Dalam apel tersebut, dilakukan penyerahan SK kenaikan pangkat, penghargaan ASN purnabakti, hingga penghargaan ASN berkinerja terbaik pada Semester I 2025. Di hadapan peserta apel, Tuti menyampaikan apresiasinya atas kehadiran ASN yang dianggap sebagai bentuk komitmen dan tanggung jawab dalam mengemban amanah publik.
“Bekerja sebagai ASN bukan sekadar urusan administratif. Ini adalah bentuk ibadah dan pengabdian nyata kepada masyarakat,” kata Tuti.
Ia juga menyentil soal masa pensiun para ASN, yang menurutnya bukan berarti berhenti berkontribusi.
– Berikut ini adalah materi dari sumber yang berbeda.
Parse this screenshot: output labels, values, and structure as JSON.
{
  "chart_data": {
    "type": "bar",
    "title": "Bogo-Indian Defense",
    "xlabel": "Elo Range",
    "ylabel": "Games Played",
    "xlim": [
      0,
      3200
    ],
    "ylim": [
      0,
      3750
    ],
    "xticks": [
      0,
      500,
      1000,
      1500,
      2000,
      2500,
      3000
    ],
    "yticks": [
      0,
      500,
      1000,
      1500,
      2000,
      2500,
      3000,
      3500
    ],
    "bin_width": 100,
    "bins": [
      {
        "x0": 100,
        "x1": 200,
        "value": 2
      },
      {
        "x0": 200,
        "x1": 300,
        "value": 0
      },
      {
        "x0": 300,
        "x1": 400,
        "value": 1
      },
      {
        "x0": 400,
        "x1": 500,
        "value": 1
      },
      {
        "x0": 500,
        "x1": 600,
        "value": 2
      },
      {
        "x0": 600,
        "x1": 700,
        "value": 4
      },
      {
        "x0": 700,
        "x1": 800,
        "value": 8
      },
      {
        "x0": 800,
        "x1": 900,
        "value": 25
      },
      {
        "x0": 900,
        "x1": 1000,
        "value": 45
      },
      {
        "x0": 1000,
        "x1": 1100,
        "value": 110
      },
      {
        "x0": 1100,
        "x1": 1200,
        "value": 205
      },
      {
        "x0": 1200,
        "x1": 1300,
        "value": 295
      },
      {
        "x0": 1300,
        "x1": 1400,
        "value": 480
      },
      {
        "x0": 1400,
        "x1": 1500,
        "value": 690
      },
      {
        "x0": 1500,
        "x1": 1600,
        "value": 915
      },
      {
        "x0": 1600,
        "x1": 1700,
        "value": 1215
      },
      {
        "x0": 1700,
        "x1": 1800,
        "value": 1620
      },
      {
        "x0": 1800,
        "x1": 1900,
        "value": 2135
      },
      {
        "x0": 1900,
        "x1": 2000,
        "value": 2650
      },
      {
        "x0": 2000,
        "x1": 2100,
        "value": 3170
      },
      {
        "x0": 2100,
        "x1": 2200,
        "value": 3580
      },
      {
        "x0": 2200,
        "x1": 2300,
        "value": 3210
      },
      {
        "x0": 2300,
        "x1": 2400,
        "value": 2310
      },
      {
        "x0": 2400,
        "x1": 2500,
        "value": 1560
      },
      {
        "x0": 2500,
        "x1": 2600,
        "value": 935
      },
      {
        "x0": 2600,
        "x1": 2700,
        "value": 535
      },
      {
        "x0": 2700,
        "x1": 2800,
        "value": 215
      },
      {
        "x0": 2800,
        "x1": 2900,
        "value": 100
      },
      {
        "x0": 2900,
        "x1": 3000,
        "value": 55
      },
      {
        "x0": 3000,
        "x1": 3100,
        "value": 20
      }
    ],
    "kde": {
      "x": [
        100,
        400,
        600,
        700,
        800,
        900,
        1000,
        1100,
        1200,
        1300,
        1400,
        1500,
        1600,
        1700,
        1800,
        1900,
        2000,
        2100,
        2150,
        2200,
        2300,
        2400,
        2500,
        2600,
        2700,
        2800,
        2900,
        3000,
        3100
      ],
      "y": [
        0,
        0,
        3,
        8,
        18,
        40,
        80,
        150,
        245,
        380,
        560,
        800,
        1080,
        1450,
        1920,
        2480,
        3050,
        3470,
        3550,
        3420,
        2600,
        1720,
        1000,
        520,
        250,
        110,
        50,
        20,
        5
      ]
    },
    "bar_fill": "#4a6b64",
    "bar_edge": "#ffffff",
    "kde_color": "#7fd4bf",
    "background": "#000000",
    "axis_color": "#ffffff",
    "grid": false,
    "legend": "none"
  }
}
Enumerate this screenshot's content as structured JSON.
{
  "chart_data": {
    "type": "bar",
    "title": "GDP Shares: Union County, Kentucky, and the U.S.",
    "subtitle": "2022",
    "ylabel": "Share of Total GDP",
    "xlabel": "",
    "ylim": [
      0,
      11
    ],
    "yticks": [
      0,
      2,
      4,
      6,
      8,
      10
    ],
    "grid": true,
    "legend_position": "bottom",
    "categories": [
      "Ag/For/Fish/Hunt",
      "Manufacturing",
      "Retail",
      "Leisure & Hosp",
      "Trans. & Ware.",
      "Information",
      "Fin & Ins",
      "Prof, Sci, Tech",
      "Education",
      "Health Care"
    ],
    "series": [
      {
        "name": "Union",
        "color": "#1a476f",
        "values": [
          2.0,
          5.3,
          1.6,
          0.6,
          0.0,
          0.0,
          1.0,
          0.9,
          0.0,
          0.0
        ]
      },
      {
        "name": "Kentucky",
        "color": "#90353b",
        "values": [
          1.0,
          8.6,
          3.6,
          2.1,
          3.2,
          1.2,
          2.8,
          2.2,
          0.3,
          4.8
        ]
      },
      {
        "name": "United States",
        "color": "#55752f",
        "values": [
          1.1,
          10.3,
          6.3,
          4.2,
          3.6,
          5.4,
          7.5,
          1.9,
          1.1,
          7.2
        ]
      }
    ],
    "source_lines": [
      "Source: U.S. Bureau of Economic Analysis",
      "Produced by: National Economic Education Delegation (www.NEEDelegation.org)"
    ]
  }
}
“Yang sudah pensiun, bukan berarti berhenti berkontribusi. Peran Bapak dan Ibu sebagai warga Kabupaten Sumedang tetap sangat dibutuhkan. Ilmu, pengalaman dan semangat pengabdian harus terus ditularkan di lingkungan masing-masing,” ujarnya.
Tuti pun mengucapkan selamat kepada para ASN yang baru naik pangkat, termasuk dua kepala dinas yang dilantik sebagai pejabat eselon II. Ia menilai, pencapaian itu harus jadi pemicu semangat bagi ASN lainnya untuk meningkatkan kinerja.
Dalam amanatnya, Tuti turut mengevaluasi capaian anggaran 2025. Ia mengingatkan bahwa idealnya pada bulan Agustus, serapan anggaran sudah mencapai 70 persen.
“Kita harus bekerja lebih keras lagi, karena kita akan masuk ke tahapan perubahan APBD. Jangan sampai target pendapatan kita terkoreksi dan berdampak pada program-program prioritas,” tegasnya.
Ia juga menyoroti tantangan struktural yang dihadapi Pemkab, seperti terbatasnya transfer dana dari pemerintah pusat, serta kebijakan baru Pemprov Jabar soal bantuan keuangan yang tak lagi disalurkan secara tunai ke kabupaten/kota.
Untuk menyiasati itu, Tuti menekankan pentingnya peningkatan retribusi, optimalisasi PAD, serta pelunasan PBB dari seluruh ASN.
Selain kinerja teknis, ia juga mengingatkan tentang tiga karakter penting ASN yang harus terus diperkuat, yakni, kinerja akhlak – mencakup integritas, kejujuran, dan disiplin, kinerja kompetensi – peningkatan kapasitas lewat beasiswa, pelatihan, dan RPLRPL, kinerja komunikasi – dengan membangun koordinasi lintas bidang.
“Jangan bekerja sendiri-sendiri. Harus ngobrol, harus kolaborasi. Satu program tidak akan berhasil kalau tidak didukung lintas bagian,” pesannya.
Untuk ASN muda, ia mendorong agar aktif mengejar beasiswa S2 dan S3 melalui program LPDP maupun RPL sebagai bagian dari pengembangan kompetensi.
Di akhir sambutan, Tuti menyampaikan bahwa pada Selasa (5/8), akan digelar peresmian Sekolah Rakyat hasil kerja sama Kementerian Sosial, Pemprov Jabar, dan Pemkab Sumedang.
“Sekolah ini akan menampung anak-anak dari keluarga kurang mampu dengan model pembiayaan gotong royong, termasuk lewat infaq ASN,” jelasnya.
Ia pun mengajak seluruh ASN untuk lebih peduli terhadap lingkungan sosial sekitar dan proaktif melaporkan kasus-kasus ekstrem ke Bagian Kesra.
“ASN harus jadi teladan kepedulian. Sekecil apapun kontribusinya, jika dilakukan bersama-sama akan sangat berarti. Jadilah ASN yang tidak hanya berkinerja baik, tapi juga membawa manfaat bagi sekitar,” pungkasnya.